While MPs who have been treated to hospitality from bookmakers have made due entry into the Register of Members’ Financial Interests, concerns have been voiced that their opinion on the FOBTs matter could have been influenced by the powerful gambling industry lobbyism.

It was estimated that Ladbrokes Coral, which operates the largest chain of betting shops with FOBTs in the country, could lose £450 million in gross gambling yield in 2018, if the maximum FOBTs stake is cut to just £2.

According to industry lobbyists, bookmakers will be forced to close shops and lay off staff as a result from the pending crackdown. It is also believed that smaller, independent bookmakers will have to shut down operations altogether.

A document obtained by The Guardian and published prior to the October 31 FOBTs debate showed that there were questions for MPs that represented viewpoints and arguments previously pushed by bookmakers and their lobbyists.
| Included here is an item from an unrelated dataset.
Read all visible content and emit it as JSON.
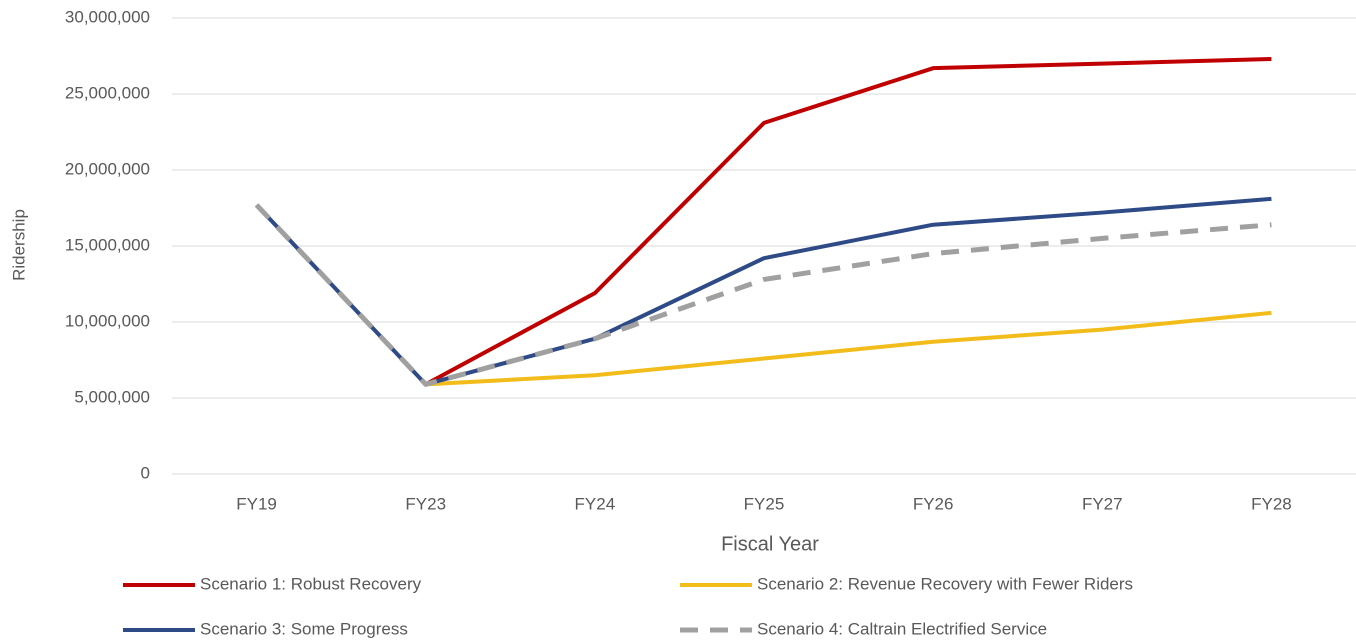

A spokesperson for Ladbrokes Coral has told The Independent that industry opponents have been carrying out a “McCarthyism type campaign” by trying to use the gifts made to MPs as an argument against the industry. The operator admitted to engaging with politicians in a bid to present them with a picture of the consequences of a FOBTs crackdown, the company representative went on to say, arguing that it granting hospitality to MPs has always been an open process and that all gifts have been registered as required.

The UK Government is currently into a 12-week consultation period during which it will receive and review input from all involved parties in the FOBTs debate. It will then announce by how much the maximum FOBT stake will be cut. The options before MPs are a reduction to £50, £20, or £5.